In the euphoria of the post-Brexit bounce investors need to take care. Growth across Europe is faltering, world trade growth is tepid at best and all the talk is of more central bank monetary easing. This has already given a further fillip to asset prices such as shares and bonds but we are now scraping the barrel in terms of policy response to further crisis.
With the data needles pointing to sluggish growth at best it would not take much to knock the economy into a recession. Too many economies are chronically indebted and dependent on more injections of emergency support to sustain growth. So I would not be surprised to see some profit-taking setting in before the market considers where we go from here.
While the worst forebodings of the experts opposed to Brexit have been confounded, we would need to see some firm evidence of a global growth pick-up for the FTSE 100 to move higher, and of that there is little sign. And I am apprehensive about the febrile state of the Middle East and the capacity for events overseas to deliver a geo-political shock.
Beware the curse of August. Interest rates on building society and bank deposit accounts may be rock bottom at present but they provide shelter for those for whom capital protection is their priority.
In the wake of the Brexit vote investors have found themselves trapped in commercial property funds where the exit doors have been slammed shut and the unit price sharply reduced to discourage redemptions. Around £18 billion of assets are estimated to have been trapped in funds that have suspended trading, with a further £5.7bn subject to double-digit discounts upon exit.
Many were quick to blame the Brexit vote. But here we must distinguish between catalyst and cause. The unexpected referendum result did not “cause” but worked to expose a fundamental weakness in open-ended commercial property unit trusts and OEICs.
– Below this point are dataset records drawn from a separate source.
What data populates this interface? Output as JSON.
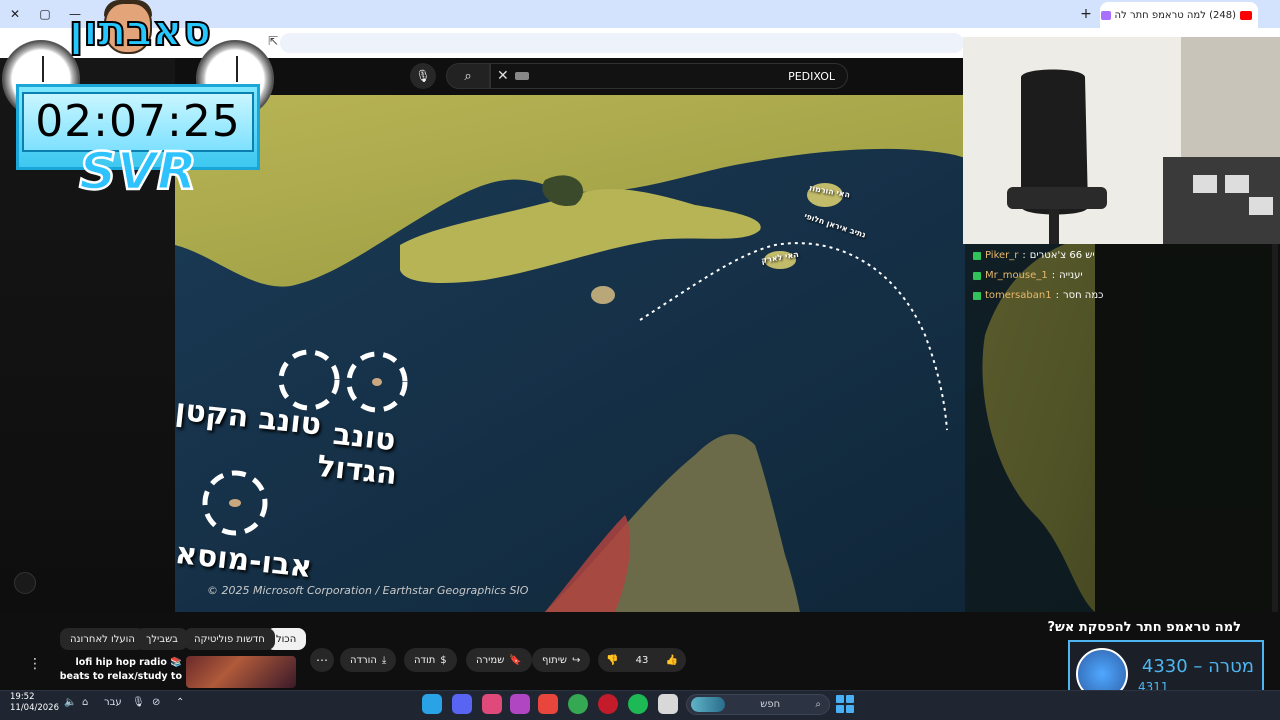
{
  "browser": {
    "tab_title": "(248) למה טראמפ חתר לה",
    "new_tab_label": "+",
    "window": {
      "minimize": "—",
      "maximize": "▢",
      "close": "✕"
    }
  },
  "overlay": {
    "streamer_name": "סאבתון",
    "timer": "02:07:25",
    "tag": "SVR"
  },
  "search": {
    "query": "PEDIXOL",
    "mic_icon": "mic-icon",
    "search_icon": "search-icon",
    "clear_icon": "close-icon"
  },
  "map": {
    "labels": {
      "tunb_small": "טונב הקטן",
      "tunb_big_line1": "טונב",
      "tunb_big_line2": "הגדול",
      "abu_musa": "אבו-מוסא",
      "hormuz_island": "האי הורמוז",
      "larak_island": "האי לארק",
      "route": "נתיב איראן חלופי"
    },
    "copyright": "© 2025 Microsoft Corporation / Earthstar Geographics  SIO"
  },
  "chat": {
    "messages": [
      {
        "user": "Piker_r",
        "text": "יש 66 צ'אטרים"
      },
      {
        "user": "1_Mr_mouse",
        "text": "יענייה"
      },
      {
        "user": "tomersaban1",
        "text": "כמה חסר"
      }
    ]
  },
  "filters": [
    "הכול",
    "חדשות פוליטיקה",
    "בשבילך",
    "הועלו לאחרונה"
  ],
  "actions": {
    "like_count": "43",
    "share": "שיתוף",
    "save": "שמירה",
    "thanks": "תודה",
    "download": "הורדה"
  },
  "side_video": {
    "title": "lofi hip hop radio 📚 beats to relax/study to"
  },
  "video": {
    "title": "למה טראמפ חתר להפסקת אש?"
  },
  "goal": {
    "label": "מטרה",
    "target": "4330",
    "current": "4311"
  },
  "taskbar": {
    "time": "19:52",
    "date": "11/04/2026",
    "lang": "עבר",
    "search_placeholder": "חפש",
    "notification_count": "1"
  }
}
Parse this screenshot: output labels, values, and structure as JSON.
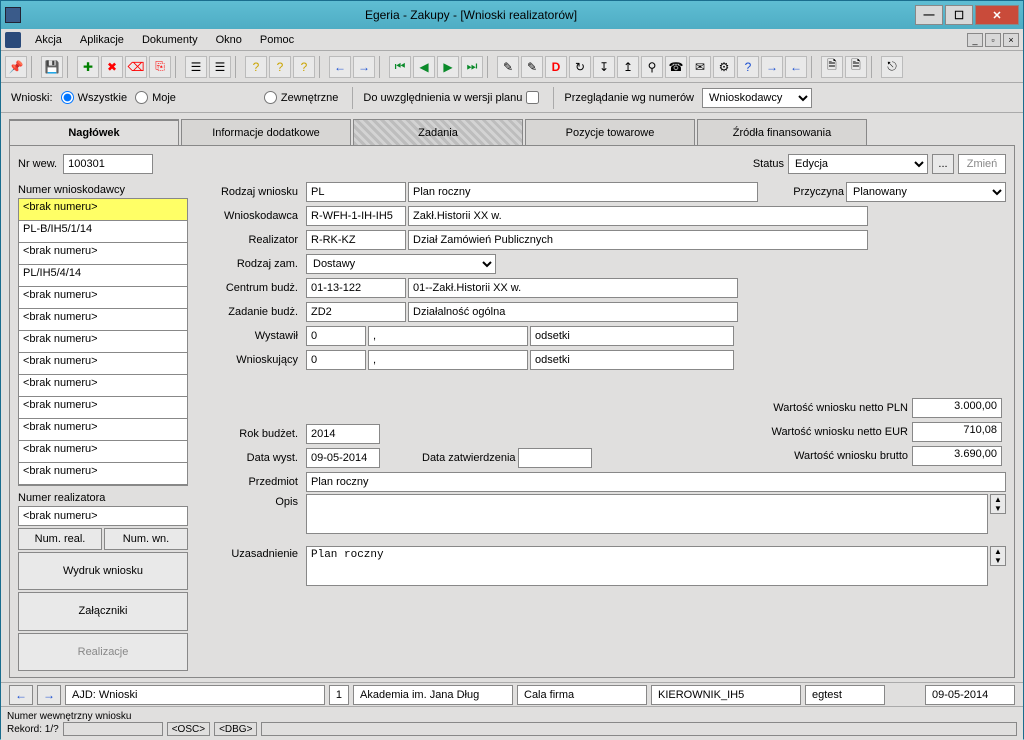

The problem with these is that they need to sell assets when there is a rush of investor redemptions and property is a relatively illiquid asset.
By contrast, closed-end funds such as investment trusts which have a limited number of shares, do not suffer the same problem. While shares in these trusts have also fallen before partially recovering last week, investors have been at least able to get at their money.
Naomi Heaton, chief executive of property investors London Central Portfolio, says the events of recent weeks show that open-ended property funds are a broken model.
“They are providing liquidity in an illiquid asset through shares, but if there is a run on the fund, they cannot cope”, she says. “Open-ended funds aren’t really open-ended, because they can stop you taking your money out.”
The suspensions and unit price reductions are a sharp reminder that commercial property should be seen as a long term investment.
Meanwhile those stuck in the unit trust exit doors can take some comfort from Standard Life’ s Property Income Investment Trust.
The £300 million investment trust said last week it had sold three buildings outside London since the 23 June vote. It said the £12.5m sales achieved were 3 per cent up on the buildings’ 31 March valuations and that the cash raised would be used to pay down debt. The sector has suffered a bad knock. But it is far from dead.